Quante direzioni diverse può prendere una vita quando si trova a un bivio? Michael non pensava di attraversare il Mediterraneo, né di approdare in Italia. Era andato in Libia solo per lavorare ma si è poi reso conto che rimanervi era troppo pericoloso e tornare indietro, in Nigeria, praticamente impossibile. L’unica strada era prendere il mare. Dopo un primo periodo difficile, a Roma ha cambiato progetti, trovato una passione da far diventare mestiere e riacquistato fiducia, in parte grazie anche a FSOA
La vita non va sempre come dovrebbe: è la lezione che Michael, 27 anni, ha imparato nel suo peregrinare dalla Nigeria all’Italia. Ed è quello che ripete più volte nel corso della conversazione, quando, a stento, con discrezione e con tono molto pacato racconta la sua storia di migrante. Non è andata come immaginava qualche anno fa. Un suo amico gli aveva parlato di un possibile lavoro in Libia, e Michael era partito, pensando di rimanere il tempo necessario a guadagnare qualche soldo e poi tornare a casa, ma dalla Libia non si torna indietro, il ragazzo aveva capito che rimanere era troppo pericoloso e per scappare c’è solo il mare. Non aveva mai progettato di trasferirsi in Italia, ma a quel punto è diventata l’unica meta possibile per ripararsi in un luogo sicuro.

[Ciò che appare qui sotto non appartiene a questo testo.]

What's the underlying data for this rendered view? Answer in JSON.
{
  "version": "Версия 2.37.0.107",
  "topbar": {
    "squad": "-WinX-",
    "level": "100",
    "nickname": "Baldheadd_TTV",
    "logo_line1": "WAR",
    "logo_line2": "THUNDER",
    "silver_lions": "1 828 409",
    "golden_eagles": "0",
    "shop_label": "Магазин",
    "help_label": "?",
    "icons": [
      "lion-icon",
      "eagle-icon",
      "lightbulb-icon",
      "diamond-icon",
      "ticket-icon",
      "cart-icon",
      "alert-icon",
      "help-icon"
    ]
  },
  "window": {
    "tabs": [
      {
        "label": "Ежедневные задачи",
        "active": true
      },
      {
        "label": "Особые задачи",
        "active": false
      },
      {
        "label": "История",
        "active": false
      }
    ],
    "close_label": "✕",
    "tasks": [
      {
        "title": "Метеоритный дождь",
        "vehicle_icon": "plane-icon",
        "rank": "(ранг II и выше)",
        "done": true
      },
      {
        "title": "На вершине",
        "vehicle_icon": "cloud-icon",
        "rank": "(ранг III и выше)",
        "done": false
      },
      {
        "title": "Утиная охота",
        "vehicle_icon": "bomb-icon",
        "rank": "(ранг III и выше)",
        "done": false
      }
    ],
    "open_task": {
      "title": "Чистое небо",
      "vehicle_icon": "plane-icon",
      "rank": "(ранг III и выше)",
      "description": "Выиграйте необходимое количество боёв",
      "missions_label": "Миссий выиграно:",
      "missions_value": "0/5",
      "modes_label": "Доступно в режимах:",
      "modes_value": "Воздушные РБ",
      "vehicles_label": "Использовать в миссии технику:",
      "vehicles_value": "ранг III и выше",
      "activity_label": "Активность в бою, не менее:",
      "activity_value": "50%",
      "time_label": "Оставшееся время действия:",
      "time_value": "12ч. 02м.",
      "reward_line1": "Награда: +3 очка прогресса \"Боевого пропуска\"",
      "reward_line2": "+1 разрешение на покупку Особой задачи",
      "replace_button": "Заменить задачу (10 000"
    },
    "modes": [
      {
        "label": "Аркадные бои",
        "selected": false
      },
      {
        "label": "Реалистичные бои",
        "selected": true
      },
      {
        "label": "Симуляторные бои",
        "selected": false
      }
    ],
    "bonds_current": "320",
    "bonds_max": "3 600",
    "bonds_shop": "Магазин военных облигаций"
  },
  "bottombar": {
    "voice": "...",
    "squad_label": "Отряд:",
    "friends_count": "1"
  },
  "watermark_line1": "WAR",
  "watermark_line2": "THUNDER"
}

Da solo, senza altre persone che potesse conoscere, ha preso il suo posto su una barca. Il mare? “Non è stata una bella esperienza, è una cosa che non va bene”: riassume con queste poche parole il racconto della navigazione nel Mediterraneo. Se provi a chiedere di più, apre un piccolo spiraglio tra i suoi ricordi: “Sì, abbiamo avuto problemi, ma alla fine siamo arrivati in Italia”.
Una volta sceso a terra, “ho pensato che dovevo cercare di vivere e mettere a posto la vita”. I primi tempi per Michael, in Italia, senza documenti, sono stati complicati e inquieti, per via della regolarizzazione che tardava a venire: “Quando uno non ha documenti non può fare niente. C’è voluto tanto, tanto, tanto tempo per ottenerli. Come puoi vivere senza? Non ce la fai”. E’ come trovarsi a un bivio: da lì il futuro può prendere due direzioni diverse. Infatti, dice adesso Michael: “La vita potrebbe andare molto peggio senza documenti”. Perché senza non puoi trovare lavoro, quindi non puoi progettare in autonomia i tuoi giorni.
“Poi le cose sono cambiate piano piano”. Michael è stato ospitato presso il convento San Francesco a Ripa a Trastevere, Roma, all’interno del progetto di accoglienza “Ripa dei Settesoli”. Sono trascorsi otto anni dal suo arrivo in Italia, anni in cui ha frequentato corsi di cucina, ha lavorato, ha subìto uno stop causa pandemia, e adesso seguito da Fare Sistema Oltre l’Accoglienza, e grazie ai fondi dell’8×1000 dell’Unione Buddhista Italiana, sta svolgendo un tirocinio lavorativo. “La mia vita va benissimo, l’Italia è un Paese tranquillo e io ho fiducia adesso”. In Nigeria non è più tornato. “Ti piacerebbe?”. “Sì, ma solo per andare a trovare la mia famiglia. Voglio stare qui e trasformare la mia passione per la cucina nel mio mestiere. Il mio sogno è solo questo”. Dice che sa cucinare bene la pasta, Michael, la matriciana soprattutto. Spera in un contratto di lavoro che gli possa permettere di andare a vivere da solo. Non vuole altro da quella vita che otto anni fa aveva preso una direzione inaspettata.